Non ci sono emissioni inquinanti perché il gas viene solo prodotto e non viene bruciato in loco?

FALSO. Fare biometano dalla digestione anaerobica non significa non bruciare gas nel sito. La digestione anaerobica ed il processo di conversione in biometano richiedono, come tutti gli impianti industriali, una quantità di energia importante. Nei moderni impianti il 40-50% del biogas prodotto non diventa biometano ma viene bruciato e convertito in energia termica o elettrica per il fabbisogno dell’impianto.

L’impianto è a zero impatto ambientale perché il biogas prodotto viene trasformato in biometano da immettere in rete?

FALSO. La trasformazione di biogas in biometano è un processo altamente inquinante. Il biogas prodotto dal processo di digestione è una miscela gassosa che oltre al metano (da 55 fino al 70% in caso di umido di buona qualità) contiene anidride carbonica (30-45%), vapore acqueo, acido solfidrico, idrogeno, ossigeno, azoto, ammoniaca, silossani, COV e particolato. Per essere messo in rete e, soprattutto, se lo si vuole utilizzare come combustibile per i veicoli, deve essere sottoposto ad un processo di purificazione e di arricchimento. Un processo altamente impattante per via delle sue fasi di lavorazione: desolforazione, deumidificazione, trattamento dei COV e delle polveri, abbattimento dell’anidride carbonica per aumentarne il potere calorico (il cosiddetto upgrading) e in fine l’odorizzazione.
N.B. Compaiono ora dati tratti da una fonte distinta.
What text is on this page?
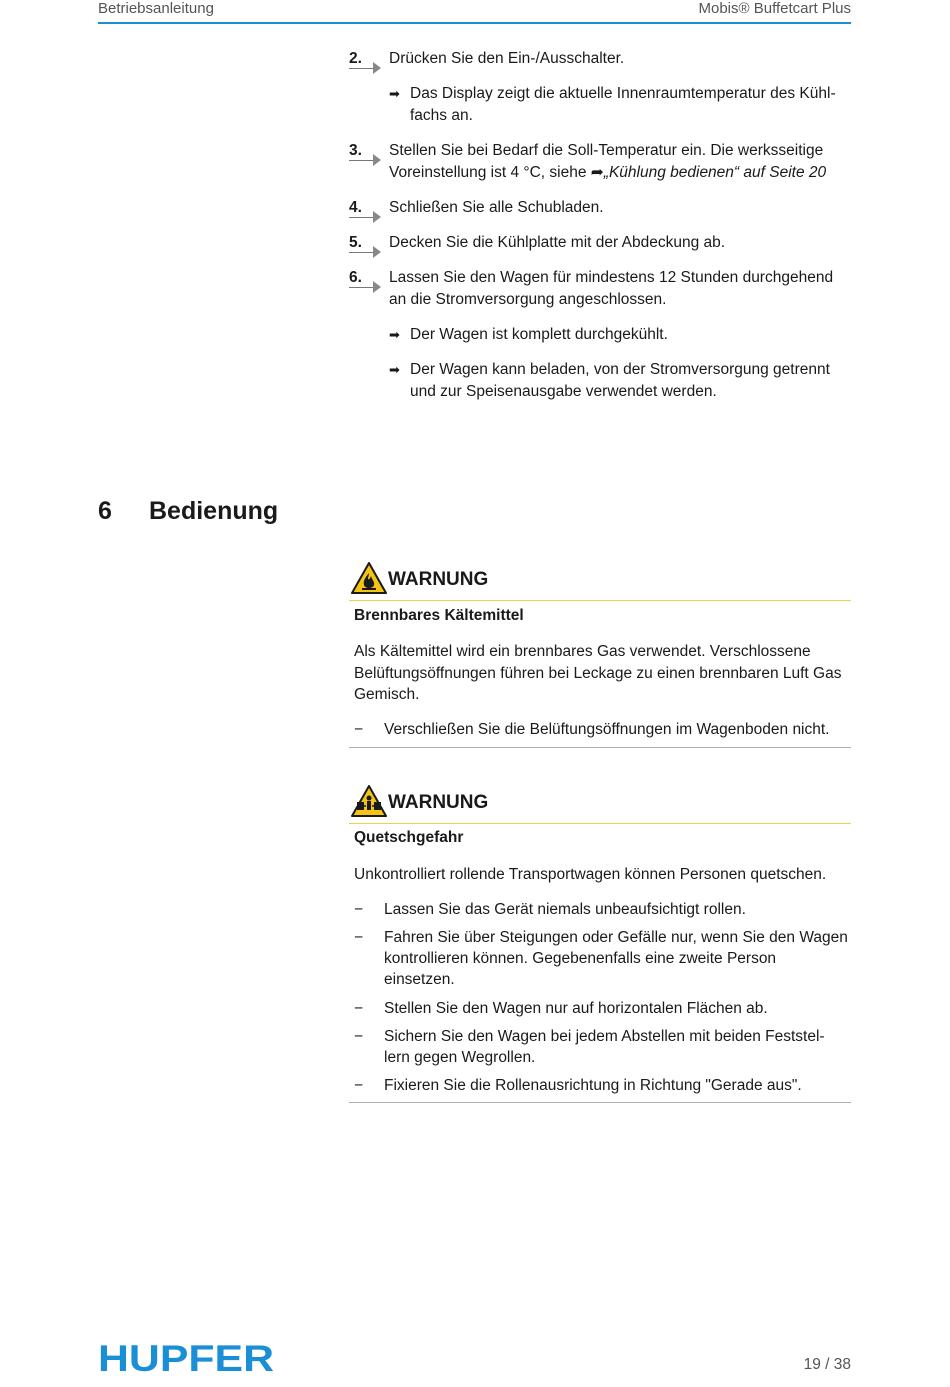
Betriebsanleitung	Mobis® Buffetcart Plus
2.	Drücken Sie den Ein-/Ausschalter.
➡ Das Display zeigt die aktuelle Innenraumtemperatur des Kühl-fachs an.
3.	Stellen Sie bei Bedarf die Soll-Temperatur ein. Die werksseitige Voreinstellung ist 4 °C, siehe ➦„Kühlung bedienen“ auf Seite 20
4.	Schließen Sie alle Schubladen.
5.	Decken Sie die Kühlplatte mit der Abdeckung ab.
6.	Lassen Sie den Wagen für mindestens 12 Stunden durchgehend an die Stromversorgung angeschlossen.
➡ Der Wagen ist komplett durchgekühlt.
➡ Der Wagen kann beladen, von der Stromversorgung getrennt und zur Speisenausgabe verwendet werden.
6 Bedienung
WARNUNG
Brennbares Kältemittel
Als Kältemittel wird ein brennbares Gas verwendet. Verschlossene Belüftungsöffnungen führen bei Leckage zu einen brennbaren Luft Gas Gemisch.
− Verschließen Sie die Belüftungsöffnungen im Wagenboden nicht.
WARNUNG
Quetschgefahr
Unkontrolliert rollende Transportwagen können Personen quetschen.
− Lassen Sie das Gerät niemals unbeaufsichtigt rollen.
− Fahren Sie über Steigungen oder Gefälle nur, wenn Sie den Wagen kontrollieren können. Gegebenenfalls eine zweite Person einsetzen.
− Stellen Sie den Wagen nur auf horizontalen Flächen ab.
− Sichern Sie den Wagen bei jedem Abstellen mit beiden Feststel-lern gegen Wegrollen.
− Fixieren Sie die Rollenausrichtung in Richtung "Gerade aus".
HUPFER	19 / 38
L’impianto è vantaggioso perché i cittadini pagheranno meno tasse sui rifiuti?

FALSO. Un risparmio fittizio perché, di fondo, mai quantificato né assicurato in nessun progetto di questo tipo realizzato. La verità è che non si parla di risparmi, ma più che altro di lauti guadagni che il gestore incasserà attraverso gli incentivi previsti dallo Stato e, in un futuro prossimo, dalla pioggia di euro previsti dal Piano Nazionale di Ripresa e Resilienza (PNRR) per questi e altri impianti simili, tutti annoverati dentro la cosiddetta economia circolare.